Usually we think of certain foods as “vegetables” or “spices” or “seasonings.” Sometimes, we tend to categorize them according to taste, rather than what they bring to the table in terms of nutrients.

We use a combination of organic spices – organic cayenne powder, organic Ceylon cinnamon, organic turmeric, organic fine-ground black pepper, and organic ground celery seeds – to help birds who are experiencing inflammation like arthritis, or even some illnesses. We’ve found it to be quite effective, and the risk of adverse effects is very low, unlike manufactured anti-inflammatory drugs.

We now offer this as “Magic Powder Plus” – a combination of natural spices you can shake on to fresh food, add to baked goods like birdie bread and casseroles, or even add to dry food by coating it in a very small amount of a healthy oil. We use a 50/50 mix of virgin (unrefined) coconut oil and red palm fruit oil. Both melt at a very low temperature, so don’t use too much heat. Melt them gently and add just enough to very lightly coat the dry foods (seeds, nuts, or other dry food mix). Then sprinkle with enough of the powder to lightly coat the food completely.

Add a couple of tablespoons to a 13 x 9 pan, sprinkled over a mix of healthy grains and maybe even some veggies like diced sweet potato or squash.

Bake up some birdie bread using your favorite cornbread recipe or mix – as long as it’s a healthy one – and add a cup of diced hot peppers and a tablespoon of the Magic Powder Plus for a spicy cornbread.We often use Bob’s Red Mill Gluten-Free Cornbread mix, and substitute flax-eggs (1 Tbsp Flax and 3 Tbsp water) for the eggs, as well as using half coconut oil and half applesauce for the “oil” in the recipe, for a lower fat content.
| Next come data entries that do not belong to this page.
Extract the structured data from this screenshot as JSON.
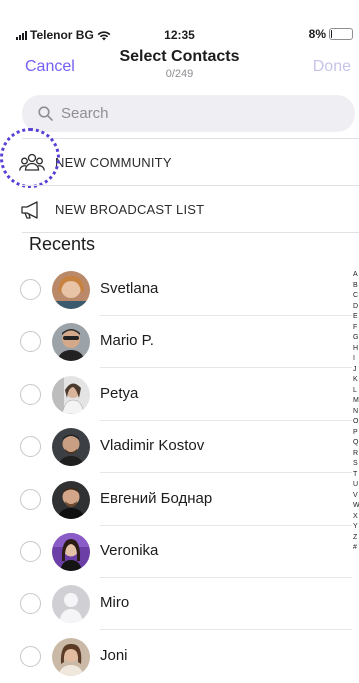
{
  "status_bar": {
    "carrier": "Telenor BG",
    "time": "12:35",
    "battery": "8%",
    "battery_level": 0.08
  },
  "nav": {
    "cancel_label": "Cancel",
    "title": "Select Contacts",
    "count": "0/249",
    "done_label": "Done"
  },
  "search": {
    "placeholder": "Search",
    "value": ""
  },
  "actions": {
    "community_label": "NEW COMMUNITY",
    "broadcast_label": "NEW BROADCAST LIST"
  },
  "recents_header": "Recents",
  "contacts": [
    {
      "name": "Svetlana"
    },
    {
      "name": "Mario P."
    },
    {
      "name": "Petya"
    },
    {
      "name": "Vladimir Kostov"
    },
    {
      "name": "Евгений Боднар"
    },
    {
      "name": "Veronika"
    },
    {
      "name": "Miro"
    },
    {
      "name": "Joni"
    }
  ],
  "alphabet_index": [
    "A",
    "B",
    "C",
    "D",
    "E",
    "F",
    "G",
    "H",
    "I",
    "J",
    "K",
    "L",
    "M",
    "N",
    "O",
    "P",
    "Q",
    "R",
    "S",
    "T",
    "U",
    "V",
    "W",
    "X",
    "Y",
    "Z",
    "#"
  ],
  "colors": {
    "accent": "#7360f2",
    "done_disabled": "#c6c3e8",
    "highlight_ring": "#5a3fd6"
  }
}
The “flax-eggs” are easy enough, and if you want to save on dishes, you don’t even have to “make” the “eggs” – you can simply add the number of tablespoons of ground flaxseed equal to the number of eggs called for in the recipe, mixed right in with dry ingredients, and remember to add THREE tablespoons PER EGG of extra liquid (juice, water, almond milk, etc) to the liquid called for in the recipe. I have made cornbread both ways and there was absolutely no difference between making the “flax-eggs” ahead – and letting them “jell”, and the method I prefer – mixing the ground flax seeds with the dry ingredients and the water with the liquid ingredients. Both turned out exactly the same – spicy and delicious!